September 21, 2011
WHEN IS AL GORE GOING TO ATTACK THE SUN?:
Sorry, But With Global Warming It's The Sun, Stupid (Larry Bell, 9/20/11, Forbes)
Man-made global warming crisis crusaders are now facing a new threat. Their anti-fossil carbon-based premise for alarmism is being challenged by new scientific evidence of important solar influences upon climate that can't readily be blamed on us. Not that there wasn't lots of good evidence of this before. Actually, there has been, and it has been routinely denigrated and ignored.Only this time, the high-profile international source will be impossible for the entrenched scientific establishment to casually dismiss. No, not after experiments at the world's leading physics laboratory, the European Organization for Nuclear Research (CERN) in Geneva, Switzerland recently revealed an inverse correlation between periodic changes in sunspot activity levels, and quantities of cosmic rays entering Earth's atmosphere that trigger surface-cooling cloud formations. [...]
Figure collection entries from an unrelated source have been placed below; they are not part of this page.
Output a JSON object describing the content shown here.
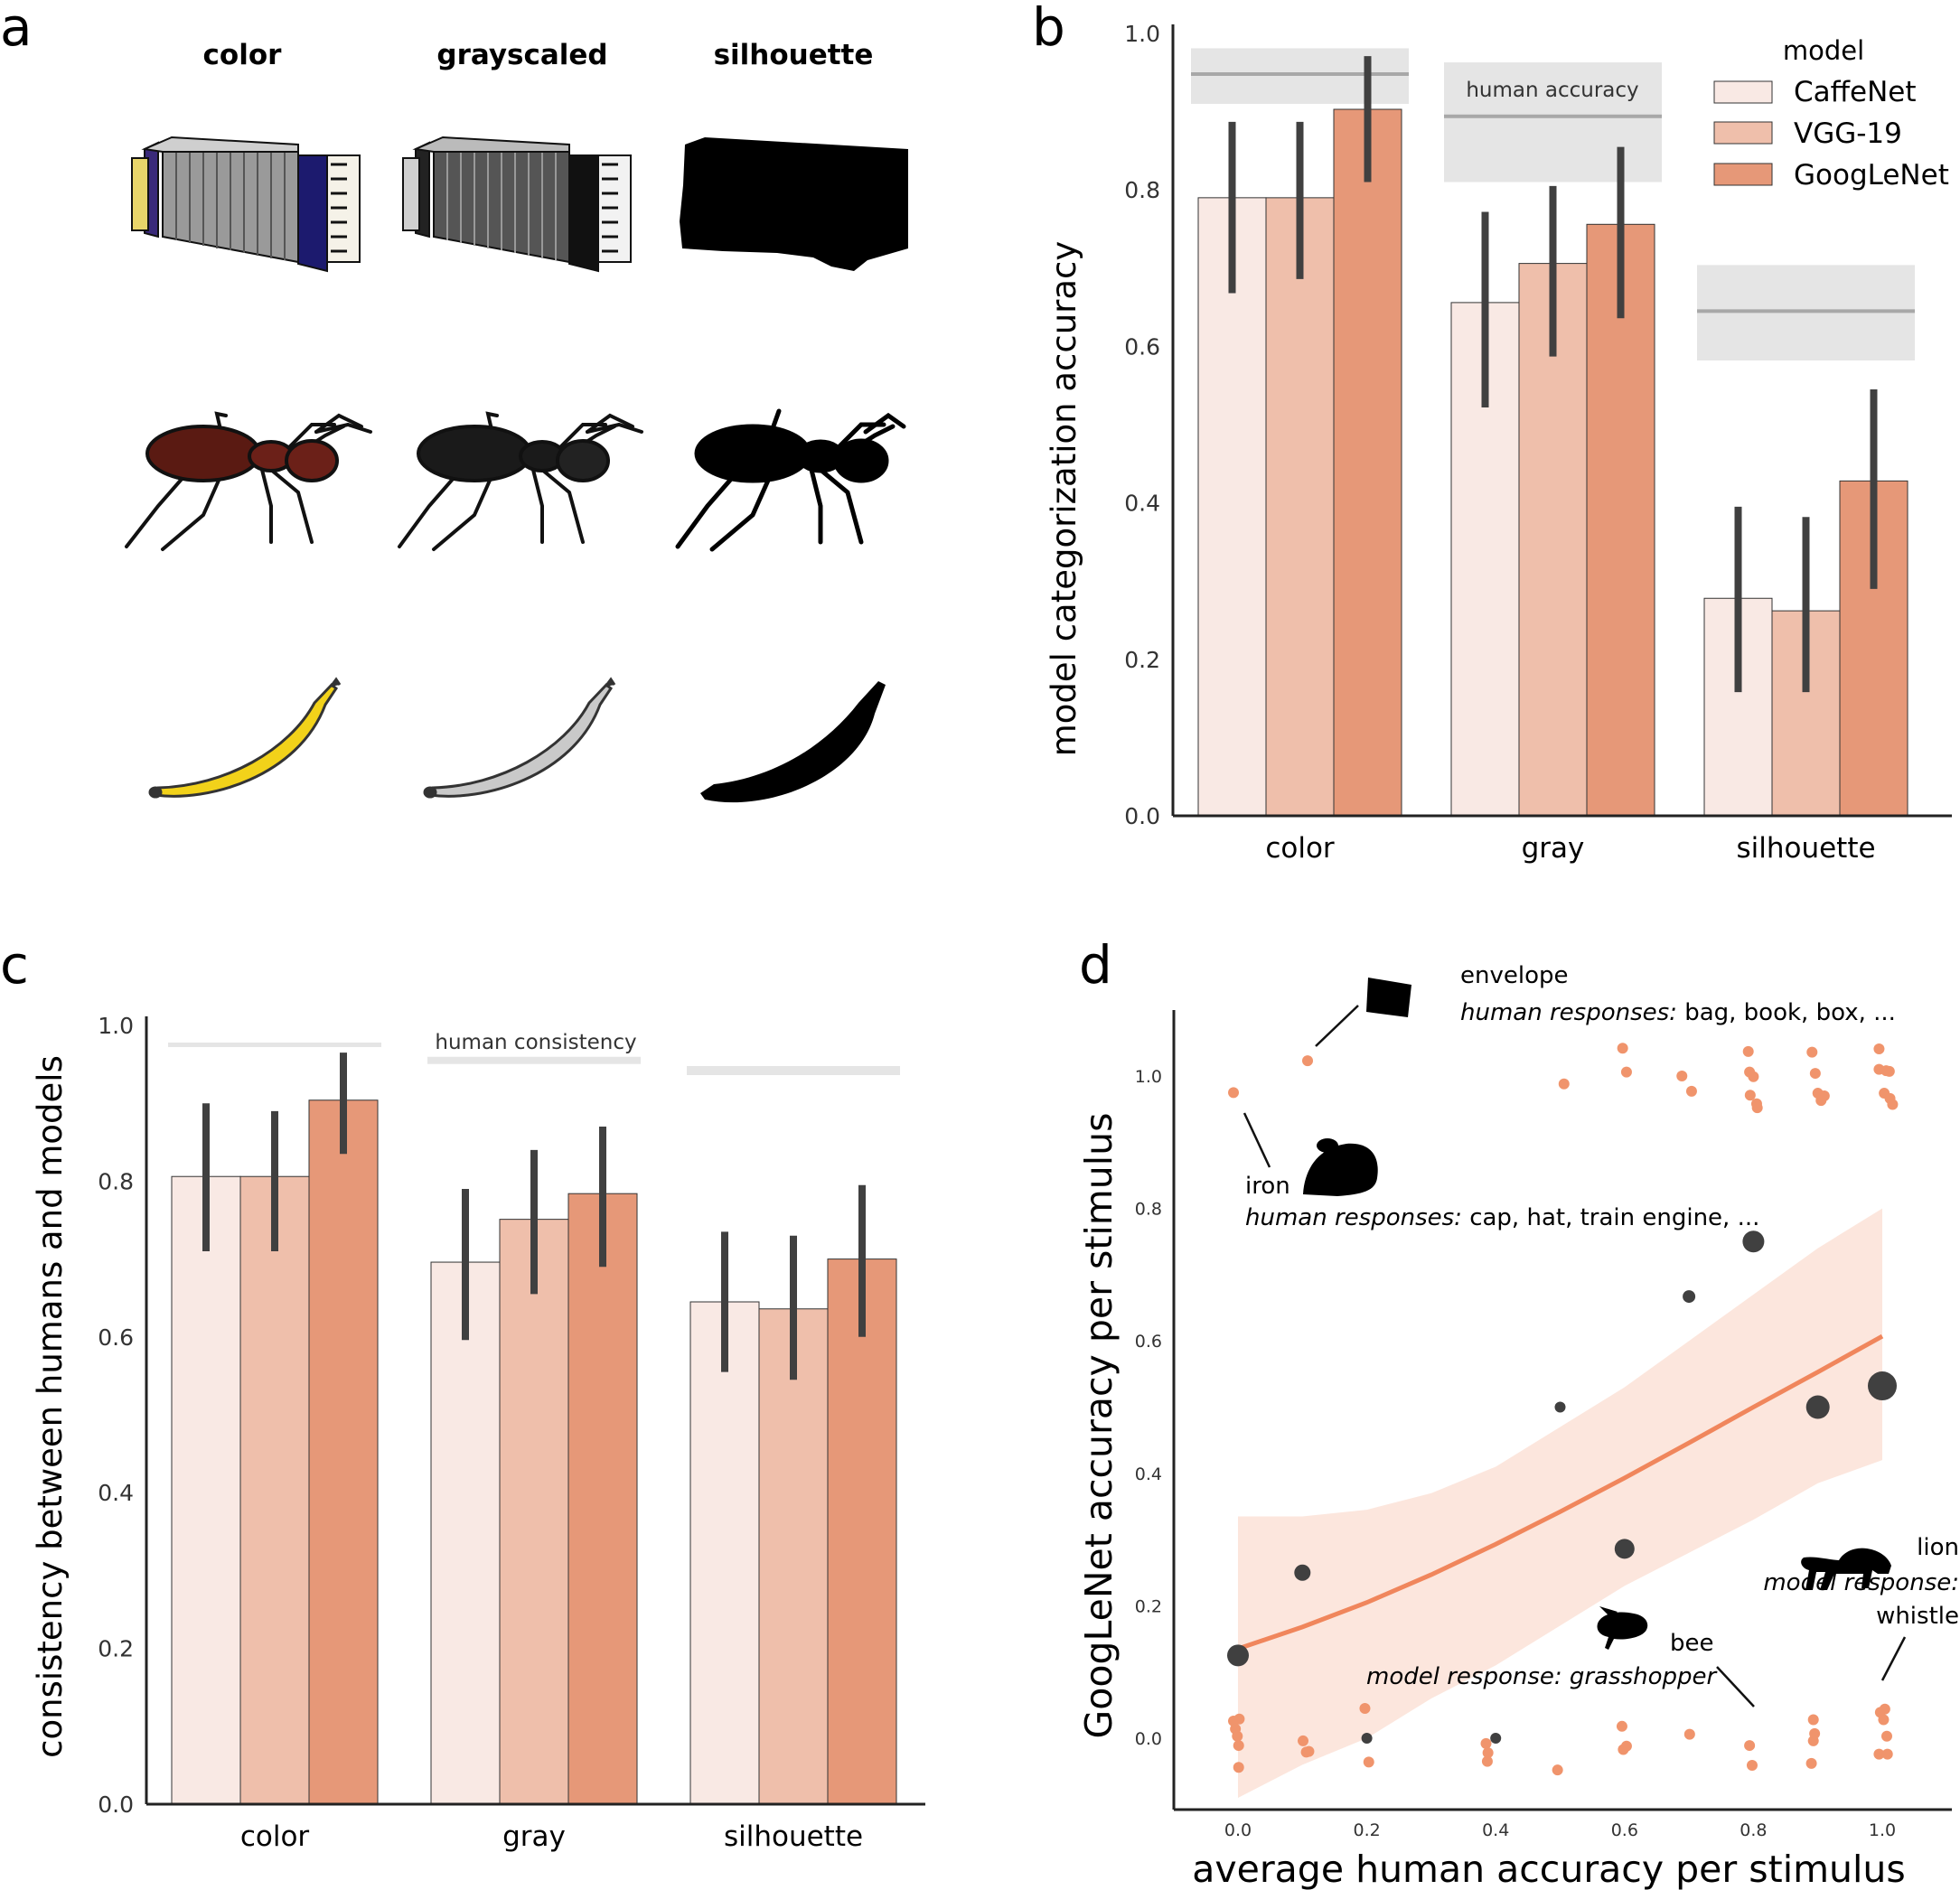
{
  "panels": {
    "a": {
      "letter": "a",
      "columns": [
        "color",
        "grayscaled",
        "silhouette"
      ],
      "rows": [
        "accordion",
        "ant",
        "banana"
      ]
    },
    "b": {
      "letter": "b",
      "legend_title": "model",
      "human_label": "human accuracy"
    },
    "c": {
      "letter": "c",
      "human_label": "human consistency"
    },
    "d": {
      "letter": "d",
      "annotations": {
        "envelope_name": "envelope",
        "envelope_prefix": "human responses:",
        "envelope_resp": " bag, book, box, ...",
        "iron_name": "iron",
        "iron_prefix": "human responses:",
        "iron_resp": " cap, hat, train engine, ...",
        "lion_name": "lion",
        "lion_prefix": "model response:",
        "lion_resp": "whistle",
        "bee_name": "bee",
        "bee_resp": "model response: grasshopper"
      }
    }
  },
  "colors": {
    "caffenet": "#f9e9e4",
    "vgg19": "#efbfab",
    "googlenet": "#e69878",
    "errorbar": "#404040",
    "human_line": "#a8a8a8",
    "human_band": "#e5e5e5",
    "scatter_orange": "#f0946c",
    "scatter_dark": "#404040",
    "fit_line": "#f0865c",
    "fit_band": "#fbe2d7"
  },
  "chart_data": [
    {
      "type": "bar",
      "panel": "b",
      "categories": [
        "color",
        "gray",
        "silhouette"
      ],
      "series": [
        {
          "name": "CaffeNet",
          "values": [
            0.79,
            0.656,
            0.278
          ],
          "ci_low": [
            0.668,
            0.522,
            0.158
          ],
          "ci_high": [
            0.887,
            0.772,
            0.395
          ]
        },
        {
          "name": "VGG-19",
          "values": [
            0.79,
            0.706,
            0.262
          ],
          "ci_low": [
            0.686,
            0.587,
            0.158
          ],
          "ci_high": [
            0.887,
            0.805,
            0.382
          ]
        },
        {
          "name": "GoogLeNet",
          "values": [
            0.903,
            0.756,
            0.428
          ],
          "ci_low": [
            0.81,
            0.636,
            0.29
          ],
          "ci_high": [
            0.971,
            0.855,
            0.545
          ]
        }
      ],
      "human": [
        {
          "category": "color",
          "value": 0.948,
          "low": 0.91,
          "high": 0.981
        },
        {
          "category": "gray",
          "value": 0.894,
          "low": 0.81,
          "high": 0.963
        },
        {
          "category": "silhouette",
          "value": 0.645,
          "low": 0.582,
          "high": 0.704
        }
      ],
      "xlabel": "",
      "ylabel": "model categorization accuracy",
      "ylim": [
        0,
        1.0
      ],
      "yticks": [
        "0.0",
        "0.2",
        "0.4",
        "0.6",
        "0.8",
        "1.0"
      ],
      "legend": "top-right",
      "grid": false
    },
    {
      "type": "bar",
      "panel": "c",
      "categories": [
        "color",
        "gray",
        "silhouette"
      ],
      "series": [
        {
          "name": "CaffeNet",
          "values": [
            0.806,
            0.696,
            0.645
          ],
          "ci_low": [
            0.71,
            0.596,
            0.555
          ],
          "ci_high": [
            0.9,
            0.79,
            0.735
          ]
        },
        {
          "name": "VGG-19",
          "values": [
            0.806,
            0.751,
            0.636
          ],
          "ci_low": [
            0.71,
            0.655,
            0.545
          ],
          "ci_high": [
            0.89,
            0.84,
            0.73
          ]
        },
        {
          "name": "GoogLeNet",
          "values": [
            0.904,
            0.784,
            0.7
          ],
          "ci_low": [
            0.835,
            0.69,
            0.6
          ],
          "ci_high": [
            0.965,
            0.87,
            0.795
          ]
        }
      ],
      "human": [
        {
          "category": "color",
          "value": 0.975
        },
        {
          "category": "gray",
          "value": 0.955
        },
        {
          "category": "silhouette",
          "value": 0.942
        }
      ],
      "xlabel": "",
      "ylabel": "consistency between humans and models",
      "ylim": [
        0,
        1.0
      ],
      "yticks": [
        "0.0",
        "0.2",
        "0.4",
        "0.6",
        "0.8",
        "1.0"
      ],
      "grid": false
    },
    {
      "type": "scatter",
      "panel": "d",
      "xlabel": "average human accuracy per stimulus",
      "ylabel": "GoogLeNet accuracy per stimulus",
      "xlim": [
        -0.1,
        1.1
      ],
      "ylim": [
        -0.08,
        1.1
      ],
      "xticks": [
        "0.0",
        "0.2",
        "0.4",
        "0.6",
        "0.8",
        "1.0"
      ],
      "yticks": [
        "0.0",
        "0.2",
        "0.4",
        "0.6",
        "0.8",
        "1.0"
      ],
      "orange_points": [
        [
          -0.007,
          0.975
        ],
        [
          0.108,
          1.023
        ],
        [
          0.506,
          0.988
        ],
        [
          0.597,
          1.042
        ],
        [
          0.603,
          1.006
        ],
        [
          0.689,
          1.0
        ],
        [
          0.704,
          0.977
        ],
        [
          0.792,
          1.037
        ],
        [
          0.794,
          1.006
        ],
        [
          0.795,
          0.971
        ],
        [
          0.8,
          0.999
        ],
        [
          0.805,
          0.958
        ],
        [
          0.806,
          0.952
        ],
        [
          0.891,
          1.036
        ],
        [
          0.896,
          1.004
        ],
        [
          0.9,
          0.974
        ],
        [
          0.905,
          0.963
        ],
        [
          0.91,
          0.97
        ],
        [
          0.995,
          1.041
        ],
        [
          0.995,
          1.01
        ],
        [
          1.003,
          0.974
        ],
        [
          1.006,
          1.008
        ],
        [
          1.011,
          1.007
        ],
        [
          1.012,
          0.966
        ],
        [
          1.016,
          0.957
        ],
        [
          -0.007,
          0.026
        ],
        [
          -0.004,
          0.014
        ],
        [
          0.002,
          0.029
        ],
        [
          0.001,
          -0.011
        ],
        [
          -0.001,
          0.003
        ],
        [
          0.001,
          -0.044
        ],
        [
          0.101,
          -0.004
        ],
        [
          0.106,
          -0.021
        ],
        [
          0.11,
          -0.02
        ],
        [
          0.197,
          0.045
        ],
        [
          0.203,
          -0.036
        ],
        [
          0.385,
          -0.008
        ],
        [
          0.388,
          -0.022
        ],
        [
          0.387,
          -0.035
        ],
        [
          0.496,
          -0.048
        ],
        [
          0.596,
          0.018
        ],
        [
          0.598,
          -0.017
        ],
        [
          0.603,
          -0.012
        ],
        [
          0.701,
          0.006
        ],
        [
          0.794,
          -0.011
        ],
        [
          0.798,
          -0.041
        ],
        [
          0.893,
          0.028
        ],
        [
          0.893,
          -0.004
        ],
        [
          0.895,
          0.007
        ],
        [
          0.89,
          -0.038
        ],
        [
          0.997,
          0.039
        ],
        [
          1.002,
          0.028
        ],
        [
          1.007,
          0.003
        ],
        [
          1.004,
          0.044
        ],
        [
          0.995,
          -0.024
        ],
        [
          1.008,
          -0.024
        ]
      ],
      "dark_points": [
        {
          "x": 0.0,
          "y": 0.125,
          "r": 12
        },
        {
          "x": 0.1,
          "y": 0.25,
          "r": 9
        },
        {
          "x": 0.2,
          "y": 0.0,
          "r": 6
        },
        {
          "x": 0.4,
          "y": 0.0,
          "r": 6
        },
        {
          "x": 0.5,
          "y": 0.5,
          "r": 6
        },
        {
          "x": 0.6,
          "y": 0.286,
          "r": 11
        },
        {
          "x": 0.7,
          "y": 0.667,
          "r": 7
        },
        {
          "x": 0.8,
          "y": 0.75,
          "r": 12
        },
        {
          "x": 0.9,
          "y": 0.5,
          "r": 13
        },
        {
          "x": 1.0,
          "y": 0.532,
          "r": 16
        }
      ],
      "fit": {
        "x": [
          0,
          0.1,
          0.2,
          0.3,
          0.4,
          0.5,
          0.6,
          0.7,
          0.8,
          0.9,
          1.0
        ],
        "y": [
          0.135,
          0.168,
          0.205,
          0.247,
          0.293,
          0.342,
          0.393,
          0.446,
          0.5,
          0.553,
          0.607
        ],
        "low": [
          -0.09,
          -0.04,
          0.0,
          0.06,
          0.11,
          0.17,
          0.23,
          0.28,
          0.33,
          0.385,
          0.42
        ],
        "high": [
          0.335,
          0.335,
          0.345,
          0.37,
          0.41,
          0.47,
          0.53,
          0.6,
          0.67,
          0.74,
          0.8
        ]
      }
    }
  ]
}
Astronomer Royal, William Herschel, noticed a correlation between sunspots and the price of wheat in England two centuries ago. Some scientists have also observed that sunspots all but disappeared for 70 years during the frigid "Little Ice Age" around the 17th and 18th centuries. Yet the notion didn't begin to receive any real attention, albeit mostly negative, until 1995. That was when Danish physicist, Henrik Svensmark, decided to explore the matter after coming across a 1991 paper by fellow Danes Eigil Friis-Christensen and Knud Lassen that charted solar variations and global surface temperatures since 1860. Svensmark then teamed up with Friis-Christensen to review solar activity, cloud cover and cosmic ray levels recorded using satellite data available since 1979. The connections seemed clear.
Responses to their findings by prominent members of the climate science community were unwelcoming. When presented at a 1996 conference in Birmingham, England, Svensmark recalls that "everything went completely crazy...It turned out that it was very, very sensitive to say these things already at that time." Upon returning to Copenhagen he was greeted by a statement quoting Bert Bolin who was then chairman of the U.N. Intergovernmental Panel on Climate Change (IPCC): "I find the move from this pair scientifically extremely naïve and irresponsible."